6. WHAT’S NEXT FOR THIS RESEARCH?
This study has some limitations. First, the sample size was relatively small and the evidence level was limited because of a subgroup analysis. Second, it remains uncertain whether the present results can be generalized to other ethnicities than Japanese. Third, one cannot tell from these data whether DAPT is preventing recurrent stroke related to ICAS or just preventing stroke in any territory related to other mechanisms of stroke in patients with asymptomatic ICAS. Therefore, a large randomized controlled trial of DAPT with cilostazol versus aspirin or clopidogrel alone for the long-term prevention of recurrent stroke is required in multiethnic patients with symptomatic ICAS.

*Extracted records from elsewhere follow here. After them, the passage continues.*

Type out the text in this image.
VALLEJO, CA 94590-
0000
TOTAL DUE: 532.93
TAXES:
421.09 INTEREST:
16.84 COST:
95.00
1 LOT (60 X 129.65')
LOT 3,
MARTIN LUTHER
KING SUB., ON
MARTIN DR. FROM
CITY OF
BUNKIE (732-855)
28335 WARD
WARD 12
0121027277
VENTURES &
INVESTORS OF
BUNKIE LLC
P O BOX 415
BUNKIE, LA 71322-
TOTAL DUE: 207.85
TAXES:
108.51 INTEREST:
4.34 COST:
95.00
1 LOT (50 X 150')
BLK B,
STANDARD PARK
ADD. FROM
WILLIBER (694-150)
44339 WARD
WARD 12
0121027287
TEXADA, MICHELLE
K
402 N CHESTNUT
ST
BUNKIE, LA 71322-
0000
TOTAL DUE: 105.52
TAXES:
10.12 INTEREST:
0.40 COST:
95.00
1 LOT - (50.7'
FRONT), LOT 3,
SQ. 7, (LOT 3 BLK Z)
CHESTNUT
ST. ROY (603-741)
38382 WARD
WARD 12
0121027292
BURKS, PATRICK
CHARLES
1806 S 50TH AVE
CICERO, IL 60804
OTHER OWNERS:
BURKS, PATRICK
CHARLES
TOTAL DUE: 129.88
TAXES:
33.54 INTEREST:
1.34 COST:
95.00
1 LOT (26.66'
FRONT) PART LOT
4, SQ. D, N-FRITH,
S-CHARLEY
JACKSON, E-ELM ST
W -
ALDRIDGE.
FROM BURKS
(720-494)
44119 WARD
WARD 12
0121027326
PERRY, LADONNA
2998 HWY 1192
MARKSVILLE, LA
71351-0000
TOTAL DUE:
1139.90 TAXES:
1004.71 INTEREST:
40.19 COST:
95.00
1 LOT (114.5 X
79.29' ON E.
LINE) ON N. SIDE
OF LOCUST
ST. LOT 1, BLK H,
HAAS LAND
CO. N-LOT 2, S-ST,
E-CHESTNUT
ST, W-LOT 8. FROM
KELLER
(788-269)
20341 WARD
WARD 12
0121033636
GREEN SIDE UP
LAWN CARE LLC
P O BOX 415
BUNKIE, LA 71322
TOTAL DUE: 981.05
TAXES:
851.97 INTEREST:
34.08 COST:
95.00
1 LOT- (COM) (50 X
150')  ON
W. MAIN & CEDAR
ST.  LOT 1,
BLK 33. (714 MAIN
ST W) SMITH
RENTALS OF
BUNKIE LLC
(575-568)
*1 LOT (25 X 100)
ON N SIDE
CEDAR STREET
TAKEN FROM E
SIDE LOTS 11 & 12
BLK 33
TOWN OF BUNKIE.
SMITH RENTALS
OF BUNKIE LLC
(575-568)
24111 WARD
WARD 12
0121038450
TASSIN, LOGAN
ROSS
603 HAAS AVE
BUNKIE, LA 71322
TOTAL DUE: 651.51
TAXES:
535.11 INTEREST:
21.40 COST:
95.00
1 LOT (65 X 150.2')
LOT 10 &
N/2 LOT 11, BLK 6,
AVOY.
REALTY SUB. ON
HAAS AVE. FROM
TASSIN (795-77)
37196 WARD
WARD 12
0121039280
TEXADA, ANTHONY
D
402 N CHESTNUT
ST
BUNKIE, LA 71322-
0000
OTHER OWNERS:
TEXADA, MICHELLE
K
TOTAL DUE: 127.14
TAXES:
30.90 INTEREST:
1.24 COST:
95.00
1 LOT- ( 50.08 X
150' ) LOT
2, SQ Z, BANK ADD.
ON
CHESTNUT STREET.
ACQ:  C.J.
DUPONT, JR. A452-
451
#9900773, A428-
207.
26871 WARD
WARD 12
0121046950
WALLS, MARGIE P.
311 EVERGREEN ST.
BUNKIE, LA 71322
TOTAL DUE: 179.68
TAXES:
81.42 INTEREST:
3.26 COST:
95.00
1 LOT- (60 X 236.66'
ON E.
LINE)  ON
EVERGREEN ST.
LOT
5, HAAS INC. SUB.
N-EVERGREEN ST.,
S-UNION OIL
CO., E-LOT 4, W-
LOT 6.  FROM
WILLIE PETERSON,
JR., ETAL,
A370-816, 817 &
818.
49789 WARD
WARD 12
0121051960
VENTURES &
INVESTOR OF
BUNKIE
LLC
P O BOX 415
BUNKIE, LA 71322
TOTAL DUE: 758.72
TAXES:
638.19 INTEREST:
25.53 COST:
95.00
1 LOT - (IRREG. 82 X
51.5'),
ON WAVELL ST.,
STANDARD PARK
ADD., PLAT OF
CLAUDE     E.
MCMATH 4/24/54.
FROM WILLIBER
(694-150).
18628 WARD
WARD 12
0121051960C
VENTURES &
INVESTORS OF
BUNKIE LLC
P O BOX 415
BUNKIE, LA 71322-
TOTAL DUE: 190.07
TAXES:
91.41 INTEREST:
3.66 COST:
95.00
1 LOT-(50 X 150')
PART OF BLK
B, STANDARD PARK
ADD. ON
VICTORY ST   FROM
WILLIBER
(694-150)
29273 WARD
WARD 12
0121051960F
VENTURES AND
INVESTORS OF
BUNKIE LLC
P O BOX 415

7. IS THERE ANYTHING YOU’D LIKE TO ADD?
The CSPS.com trial did not include patients within 7 days after stroke. Another subgroup analysis of the CSPS.com trial suggests that long-term dual antiplatelet therapy using cilostazol was more effective for secondary stroke prevention than monotherapy in patients initiating the medication at 15 days or later. Therefore, DAPT with aspirin and clopidogrel within a few weeks after stroke, followed by DAPT with cilostazol and aspirin or clopidogrel thereafter, could be a strategy for the short-term to long-term prevention of recurrent stroke without increasing bleeding risk in ICAS patients.